JawaPos.com - Pemerintah Kota Cirebon bersama Badan Otorita Pengelola Pantai Utara Jawa (BOPPJ) mematangkan persiapan pelaksanaan program Tanggul Laut Raksasa atau Giant Sea Wall di kawasan pesisir sebagai upaya mengatasi ancaman rob dan sedimentasi yang terus meningkat.
Sekretaris Daerah (Sekda) Kota Cirebon Iing Daiman mengatakan, pertemuan dengan jajaran BOPPJ pada Kamis (11/6) dilakukan untuk menyampaikan rencana program. Sekaligus mengumpulkan data dan kebutuhan pembangunan di wilayah pesisir.
"Program ini merupakan salah satu program strategis nasional untuk menangani kawasan pesisir Pantura agar dampak rob dan sedimentasi tidak semakin besar," kata Iing Daiman dilansir dari Antara.
Baca Juga: Pemkab Kuningan Sebut 1.036 Petugas SE Bantu Hasilkan Data Pembangunan
Dia menjelaskan Kota dan Kabupaten Cirebon masuk dalam tahap kedua pelaksanaan Giant Sea Wall, setelah proyek serupa diprioritaskan lebih dulu di Jakarta serta Semarang.

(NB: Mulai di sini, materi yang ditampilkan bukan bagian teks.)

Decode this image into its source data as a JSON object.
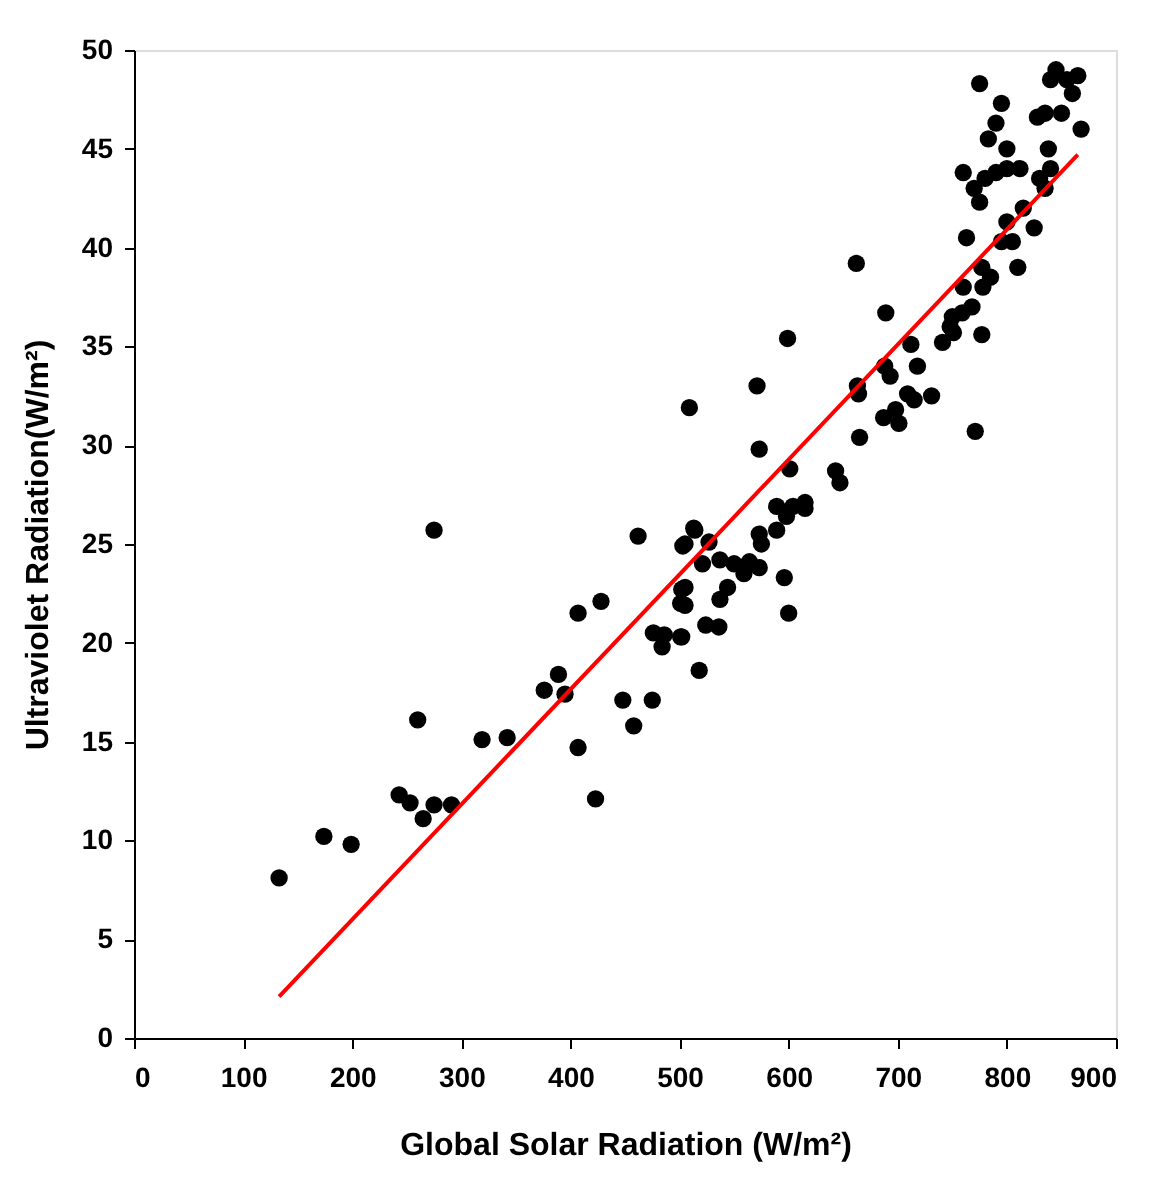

Saat ini pemerintah pusat bersama pemerintah daerah dan instansi terkait masih melakukan pendataan serta kajian teknis sebagai dasar penyusunan proyek tersebut.
"Kalau berdasar rencana, paling cepat pelaksanaannya pada akhir 2027 karena sekarang masih tahap pendataan dan analisis kebutuhan," ujar Iing Daiman.
Iing mengatakan, hasil analisis awal menunjukkan wilayah pesisir Kota dan Kabupaten Cirebon, memerlukan penanganan segera karena menghadapi ancaman rob dan sedimentasi yang cukup tinggi.
Baca Juga: Pemkot Libatkan Sanggar Seni Dalam Agenda Hari Jadi Ke-599 Cirebon
"Hasil analisis memang untuk wilayah Kota dan Kabupaten cukup lumayan, sehingga harus segera ditangani juga," terang Iing Daiman.
Dia menuturkan tim BOPPJ telah melakukan survei lapangan, termasuk di kawasan pesisir Kecamatan Lemahwungkuk dan Kejaksan, untuk mengidentifikasi kebutuhan pembangunan serta kondisi eksisting wilayah pantai.
Dia menyampaikan proses kajian juga melibatkan Pemerintah Provinsi Jawa Barat, Pelindo, KSOP, PPN Kejawanan, serta sejumlah pemangku kepentingan lain yang memiliki kewenangan di kawasan pesisir.
Iing menambahkan pembangunan Giant Sea Wall diharapkan mampu mengurangi dampak rob dan sedimentasi, sekaligus menjaga keberlanjutan kawasan pesisir Kota Cirebon yang memiliki garis pantai sekitar tujuh kilometer.
"Tujuannya mengurangi dampak rob dan sedimentasi sehingga kawasan pesisir tetap terjaga dan tidak menimbulkan persoalan yang lebih besar di masa mendatang," tandas Iing Daiman.